Untersuchungshaft gegen Amnesty-Chef verhängt
10. Juni 2017Der Vorsitzende der Menschenrechtsorganisation Amnesty International in der Türkei, Taner Kilic, ist in Untersuchungshaft genommen worden. Kilic werde wegen angeblicher Verbindungen zur Bewegung des Predigers Fethullah Gülen der "Mitgliedschaft in einer Terrororganisation" beschuldigt, teilte Amnesty mit. Die Menschenrechtsorganisation verurteilte das Vorgehen der Justiz, die keine "glaubwürdigen Beweise" vorgelegt habe.
Der Anwalt Kilic war am Dienstag mit 22 weiteren Juristen festgenommen worden. Acht von ihnen wurden ebenfalls in Untersuchungshaft genommen. Die türkische Regierung wirft der Gülen-Bewegung vor, hinter dem Putschversuch im Juli 2016 zu stehen. Der im US-Exil lebende Prediger weist die Anschuldigungen entschieden zurück.
Kilic wird zur Last gelegt, den verschlüsselten Kurzmitteilungsdienst ByLock auf seinem Handy installiert zu haben, der laut der Regierung eigens für die Gülen-Anhänger entwickelt wurde. Amnesty bezeichnete die Anschuldigungen als haltlos. Kilic habe das Programm weder heruntergeladen noch genutzt. Er sei auch kein "Unterstützer oder Anhänger der Gülen-Bewegung", betonte Amnesty-Generalsekretär Salil Shetty.
Kilics Festnahme hatte international Kritik und Sorge ausgelöst. Die türkischen Behörden müssten nun rasch Klarheit über die Vorwürfe gegen den Vorsitzenden der Menschenrechtsorganisation in der Türkei schaffen, erklärte ein Sprecher der EU-Außenbeauftragten Federica Mogherini am Donnerstag in Brüssel. "Es ist insbesondere wichtig, die Unschuldsvermutung zu respektieren."
Die Sprecherin des US-Außenministeriums, Heather Nauert, teilte mit, Kilic gehöre zu einer "Reihe von respektierten Menschenrechtsverteidigern, Journalisten, Akademikern und Aktivisten, die in der Türkei festgenommen wurden. Diese Festnahmen, oft mit wenig Beweisen oder Transparenz, sind ein alarmierender Trend."

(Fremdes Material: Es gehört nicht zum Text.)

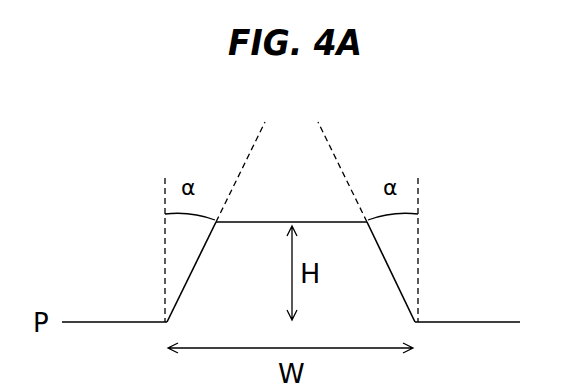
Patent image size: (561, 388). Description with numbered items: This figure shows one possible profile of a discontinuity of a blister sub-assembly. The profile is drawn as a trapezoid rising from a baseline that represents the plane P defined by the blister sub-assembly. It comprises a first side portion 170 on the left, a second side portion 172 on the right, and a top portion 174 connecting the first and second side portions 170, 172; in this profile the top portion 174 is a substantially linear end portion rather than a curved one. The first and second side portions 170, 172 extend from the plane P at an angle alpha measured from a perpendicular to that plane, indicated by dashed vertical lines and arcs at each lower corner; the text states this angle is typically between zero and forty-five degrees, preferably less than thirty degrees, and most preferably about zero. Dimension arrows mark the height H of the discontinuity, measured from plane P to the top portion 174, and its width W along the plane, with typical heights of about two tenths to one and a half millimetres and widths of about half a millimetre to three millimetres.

The first side portion 170 is at (197, 263).
The second side portion 172 is at (387, 263).
The top portion 174 is at (293, 222).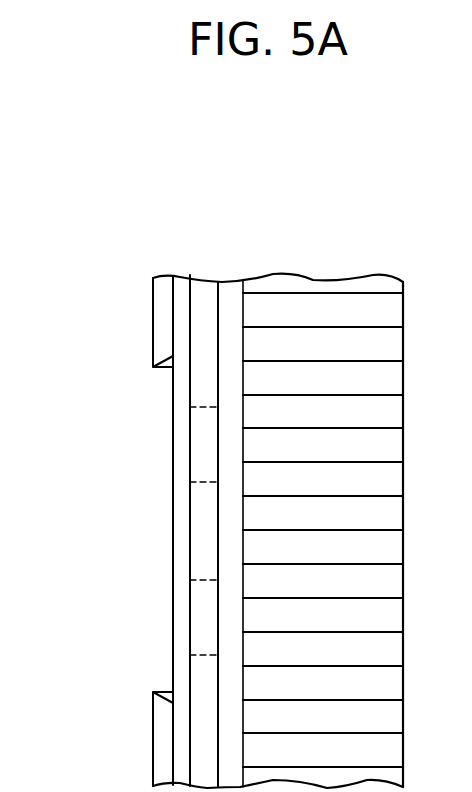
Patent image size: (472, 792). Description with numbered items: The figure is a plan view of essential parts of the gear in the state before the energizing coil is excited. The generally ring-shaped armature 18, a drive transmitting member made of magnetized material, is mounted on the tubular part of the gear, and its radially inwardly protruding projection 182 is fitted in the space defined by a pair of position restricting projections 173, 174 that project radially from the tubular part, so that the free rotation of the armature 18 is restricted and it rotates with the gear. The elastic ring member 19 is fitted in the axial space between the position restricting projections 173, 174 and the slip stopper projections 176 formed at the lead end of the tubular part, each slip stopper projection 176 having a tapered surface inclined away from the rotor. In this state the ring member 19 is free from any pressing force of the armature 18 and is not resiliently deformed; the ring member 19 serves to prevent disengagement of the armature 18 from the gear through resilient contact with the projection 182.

Die Menschenrechtsbeauftragte der Bundesregierung, Bärbel Kofler, zeigte sich "bestürzt" über die Festnahme von Kilic. "Seine Festnahme wirft ihrerseits ernste Fragen der Rechtsstaatlichkeit auf", sagte Kofler dem Redaktionsnetzwerk Deutschland (RND).
Seit dem Putschversuch geht die türkische Regierung entschieden gegen ihre mutmaßlichen Gegner vor. Mehr als 100.000 Menschen wurden entlassen und mehr als 47.000 weitere festgenommen. Menschenrechtsgruppen wie Amnesty International kritisieren das Vorgehen.